BMW Manufacturing’s plant on I-85 in Spartanburg County completed the world’s first deployment of humanoid robots at a BMW Group production facility in 2025. Working in partnership with the robotics firm Figure AI, the humanoid robot Figure 02 helped produce more than 30,000 BMW X3 vehicles over ten months, moving more than 90,000 components and logging approximately 1,250 hours of operating time during ten-hour daily shifts. The results were strong enough that BMW used the Spartanburg pilot as the blueprint for its new Physical AI program, which is now being extended to its Leipzig, Germany plant and anchored by a dedicated Center of Competence for Physical AI in Production.
Milliken & Company, headquartered in Spartanburg, has pursued AI-assisted approaches in its materials science research and smart manufacturing operations. The company has described using AI and machine learning to analyze production data, optimize workflows, and anticipate maintenance needs across its specialty chemical and textile manufacturing lines — applications that sit directly in the zone of industrial AI development the Musk-Altman case is ultimately about.
On college campuses nearby, the next generation of AI practitioners is already in training. USC Upstate’s computer science faculty actively researches artificial intelligence, machine learning, computer vision, and natural language processing through the department’s undergraduate research lab. Wofford College offers a dedicated Artificial Intelligence course — COSC 440 — through its computer science program and joined the AI Ready Network in 2025, a Council of Independent Colleges initiative designed to help small liberal arts institutions build campus-wide AI strategy and prepare students for careers in an AI-integrated economy.
Among Spartanburg’s small business community, AI adoption has accelerated in recent years alongside national trends. A nationally representative survey of small businesses found that roughly three-quarters now use AI tools in their operations, with cost savings, time efficiency, and competitive pressure cited as the primary drivers. OneSpartanburg, the county’s economic development organization, has tracked workforce and talent needs across manufacturing, logistics, and professional services — sectors where AI tools are reshaping job requirements at a pace that has outrun training pipelines.

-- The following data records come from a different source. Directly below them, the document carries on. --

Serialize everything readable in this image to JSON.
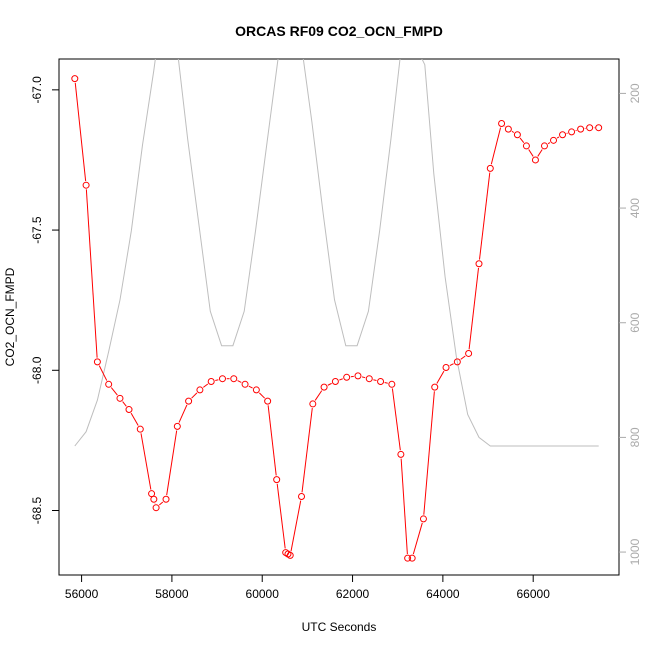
{
  "chart_data": {
    "type": "line",
    "title": "ORCAS RF09 CO2_OCN_FMPD",
    "xlabel": "UTC Seconds",
    "ylabel": "CO2_OCN_FMPD",
    "xlim": [
      55500,
      67900
    ],
    "ylim": [
      -68.73,
      -66.89
    ],
    "y2lim": [
      1040,
      140
    ],
    "x_ticks": [
      56000,
      58000,
      60000,
      62000,
      64000,
      66000
    ],
    "y_ticks": [
      -67.0,
      -67.5,
      -68.0,
      -68.5
    ],
    "y_tick_labels": [
      "-67.0",
      "-67.5",
      "-68.0",
      "-68.5"
    ],
    "y2_ticks": [
      200,
      400,
      600,
      800,
      1000
    ],
    "grid": false,
    "colors": {
      "series": "#ff0000",
      "secondary": "#bebebe"
    },
    "series": [
      {
        "marker": "open-circle",
        "x": [
          55850,
          56100,
          56350,
          56600,
          56850,
          57050,
          57300,
          57550,
          57600,
          57650,
          57870,
          58120,
          58370,
          58620,
          58870,
          59120,
          59370,
          59620,
          59870,
          60120,
          60320,
          60520,
          60570,
          60620,
          60870,
          61120,
          61370,
          61620,
          61870,
          62120,
          62370,
          62620,
          62870,
          63070,
          63220,
          63320,
          63570,
          63820,
          64070,
          64320,
          64570,
          64800,
          65050,
          65300,
          65450,
          65650,
          65850,
          66050,
          66250,
          66450,
          66650,
          66850,
          67050,
          67250,
          67450
        ],
        "y": [
          -66.96,
          -67.34,
          -67.97,
          -68.05,
          -68.1,
          -68.14,
          -68.21,
          -68.44,
          -68.46,
          -68.49,
          -68.46,
          -68.2,
          -68.11,
          -68.07,
          -68.04,
          -68.03,
          -68.03,
          -68.05,
          -68.07,
          -68.11,
          -68.39,
          -68.65,
          -68.655,
          -68.66,
          -68.45,
          -68.12,
          -68.06,
          -68.04,
          -68.025,
          -68.02,
          -68.03,
          -68.04,
          -68.05,
          -68.3,
          -68.67,
          -68.67,
          -68.53,
          -68.06,
          -67.99,
          -67.97,
          -67.94,
          -67.62,
          -67.28,
          -67.12,
          -67.14,
          -67.16,
          -67.2,
          -67.25,
          -67.2,
          -67.18,
          -67.16,
          -67.15,
          -67.14,
          -67.135,
          -67.135
        ]
      },
      {
        "axis": "right",
        "x": [
          55850,
          56100,
          56350,
          56600,
          56850,
          57100,
          57350,
          57600,
          57650,
          57700,
          58100,
          58350,
          58600,
          58850,
          59100,
          59350,
          59600,
          59850,
          60100,
          60350,
          60400,
          60450,
          60850,
          61100,
          61350,
          61600,
          61850,
          62100,
          62350,
          62600,
          62850,
          63050,
          63200,
          63350,
          63600,
          63800,
          64050,
          64300,
          64550,
          64800,
          65050,
          65300,
          65550,
          65800,
          66050,
          66300,
          66550,
          66800,
          67050,
          67300,
          67450
        ],
        "y": [
          815,
          790,
          735,
          650,
          560,
          440,
          290,
          160,
          130,
          110,
          110,
          280,
          430,
          580,
          640,
          640,
          580,
          440,
          290,
          140,
          115,
          105,
          105,
          250,
          410,
          560,
          640,
          640,
          580,
          440,
          280,
          140,
          105,
          110,
          150,
          340,
          520,
          660,
          760,
          800,
          815,
          815,
          815,
          815,
          815,
          815,
          815,
          815,
          815,
          815,
          815
        ]
      }
    ]
  }
}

The outcome of Musk v. Altman will not rewrite any of that local investment, but it could affect the governance norms around which AI companies like OpenAI operate. If the court finds that OpenAI’s conversion to a for-profit structure violated a charitable trust, it would establish a precedent for how AI organizations structured as nonprofits can transition — and what obligations they carry when doing so. That debate over mission, accountability, and corporate control is one that employers deploying AI tools in Spartanburg County and academics training students to build them are navigating in real time.